Улицы снова заполнились лошадьми, главная сутолока на этот раз была не у пристаней, туда не торопились, а около ресторанов и кафе, которые в то время в центре Севастополя находились чуть ли не в каждом доме. Народ обстрелянный, добровольцы знали, что неприятель еще далеко, и самым спокойным образом заполняли эти заведения. Ночью они погрузились на пароходы, и утром опять севастопольские улицы стали пустынными; бродили только несчастные голодные лошади. На пристанях тоже никого не было, только на Графской стояли два-три катера, собиравшие редких отставших.
Около полудня мимо нашего дома прошел со свитой Врангель. Он был в черкеске, папахе и мягких кавказских сапогах, с ним шел один пожилой генерал, несколько офицеров и с десяток текинцев личной охраны. Так он прошел по пустынным улицам (по всему городскому кольцу — Нахимовский проспект — Большая Морская — Екатерининская), по-видимому прощаясь с городом, Крымом и всей Россией, в полной тишине и молчании.
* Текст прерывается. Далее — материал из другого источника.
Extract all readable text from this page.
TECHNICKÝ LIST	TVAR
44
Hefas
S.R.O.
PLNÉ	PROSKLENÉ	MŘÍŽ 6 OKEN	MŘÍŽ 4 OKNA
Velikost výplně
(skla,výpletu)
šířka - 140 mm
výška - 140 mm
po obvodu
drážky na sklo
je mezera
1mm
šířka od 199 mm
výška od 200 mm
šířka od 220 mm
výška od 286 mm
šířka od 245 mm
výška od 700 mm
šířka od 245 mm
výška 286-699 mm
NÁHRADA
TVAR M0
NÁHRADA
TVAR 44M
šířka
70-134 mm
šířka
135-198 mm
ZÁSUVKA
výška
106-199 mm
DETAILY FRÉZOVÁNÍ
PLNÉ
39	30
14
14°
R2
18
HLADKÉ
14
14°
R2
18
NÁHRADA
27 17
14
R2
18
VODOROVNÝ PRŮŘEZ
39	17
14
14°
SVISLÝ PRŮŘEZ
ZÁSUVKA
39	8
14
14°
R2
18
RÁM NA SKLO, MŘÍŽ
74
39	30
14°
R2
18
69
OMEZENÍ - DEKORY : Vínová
Наконец, Врангель свернул к пристани, сел в катер и отправился на крейсер «Генерал Корнилов». Посадка на суда окончилась…
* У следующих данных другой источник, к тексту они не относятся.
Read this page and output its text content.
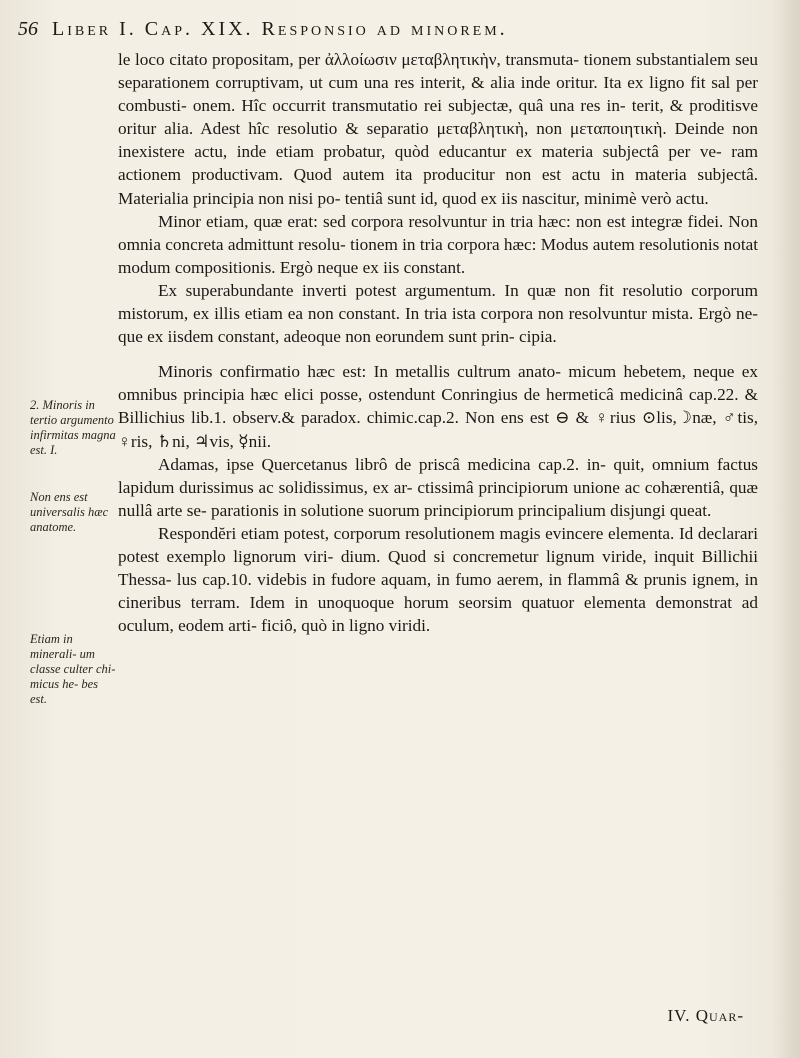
56 Liber I. Cap. XIX. Responsio ad minorem.
2. Minoris in tertio argumento infirmitas magna est. I.
Non ens est universalis hæc anatome.
Etiam in minerali- um classe culter chi- micus he- bes est.

le loco citato propositam, per ἀλλοίωσιν μεταβλητικὴν, transmuta- tionem substantialem seu separationem corruptivam, ut cum una res interit, & alia inde oritur. Ita ex ligno fit sal per combusti- onem. Hîc occurrit transmutatio rei subjectæ, quâ una res in- terit, & proditisve oritur alia. Adest hîc resolutio & separatio μεταβλητικὴ, non μεταποιητικὴ. Deinde non inexistere actu, inde etiam probatur, quòd educantur ex materia subjectâ per ve- ram actionem productivam. Quod autem ita producitur non est actu in materia subjectâ. Materialia principia non nisi po- tentiâ sunt id, quod ex iis nascitur, minimè verò actu.

Minor etiam, quæ erat: sed corpora resolvuntur in tria hæc: non est integræ fidei. Non omnia concreta admittunt resolu- tionem in tria corpora hæc: Modus autem resolutionis notat modum compositionis. Ergò neque ex iis constant.

Ex superabundante inverti potest argumentum. In quæ non fit resolutio corporum mistorum, ex illis etiam ea non constant. In tria ista corpora non resolvuntur mista. Ergò ne- que ex iisdem constant, adeoque non eorundem sunt prin- cipia.

Minoris confirmatio hæc est: In metallis cultrum anato- micum hebetem, neque ex omnibus principia hæc elici posse, ostendunt Conringius de hermeticâ medicinâ cap.22. & Billichius lib.1. observ.& paradox. chimic.cap.2. Non ens est ⊖ & ♀rius ⊙lis,☽næ, ♂tis, ♀ris, ♄ni, ♃vis, ☿nii.

Adamas, ipse Quercetanus librô de priscâ medicina cap.2. in- quit, omnium factus lapidum durissimus ac solidissimus, ex ar- ctissimâ principiorum unione ac cohærentiâ, quæ nullâ arte se- parationis in solutione suorum principiorum principalium disjungi queat.

Respondĕri etiam potest, corporum resolutionem magis evincere elementa. Id declarari potest exemplo lignorum viri- dium. Quod si concremetur lignum viride, inquit Billichii Thessa- lus cap.10. videbis in fudore aquam, in fumo aerem, in flammâ & prunis ignem, in cineribus terram. Idem in unoquoque horum seorsim quatuor elementa demonstrat ad oculum, eodem arti- ficiô, quò in ligno viridi.

IV. Quar-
Большевикам не противостояло больше ни одной боеспособной части.
С момента «амбаркации» белых власть в городе приняла группа местных общественных деятелей во главе с присяжным поверенным Кнорусом. Эта группа с помощью небольшого отряда рабочей милиции, которой белые оставили несколько десятков винтовок, должна была поддерживать в городе порядок до прихода советских войск. Глава группы — Кнорус — был какой-то странной личностью, появлявшейся на сцене при каждой смене власти, а этих смен, как мы видели, с 1917 года было немало. Как только междуцарствие кончалось, так и Кнорус впадал в небытие.
Поддержание порядка было чисто фиктивным: к вечеру первого же дня «безвластия» загорелся большой военный склад на Портовой улице, пожар никто не тушил, но казенное добро и разнообразные продукты очень усердно растаскивались, начиная с английского обмундирования и консервов и кончая спиртом. Не забывали даже арбузы!
Из тюрем были выпущены все заключенные; политические — по вполне понятной причине — смена власти, а уголовные, как ни странно, по той же причине. Предполагалось, что, так как уголовные преступления есть «пережиток» капиталистического строя и вызываются исключительно капитализмом, то с приходом советской власти вся уголовная братия примется за честный труд и поведет праведный образ жизни. Так мы и жили, ожидая лучшего.
Ночью на Соборной улице, в квартале между женской гимназией и штабом крепости, загорелся дом Ророга. Оказалось, что Ророг, старый военный, не выдержал позора, полил квартиру керосином, убил жену, детей, поджег дом и застрелился сам.
В городе было тихо, трамваи не ходили, автомашин не было, извозчики исчезли, магазины и рестораны заперты, функционировал только базар, и то ограниченно, так как крестьян из пригородных деревень не было. Бухта была пуста, белые увели все посудины, которые могли держаться на воде, оставались только мелкие шлюпки и ялики, которые изредка курсировали между Северной стороной и городом. На улицах нет-нет показывался рабочий милиционер с красной повязкой на рукаве и винтовкой за плечом, и опять тишина и покой. Заводы стояли, однако работали предприятия коммунального хозяйства — водопровод, электростанция.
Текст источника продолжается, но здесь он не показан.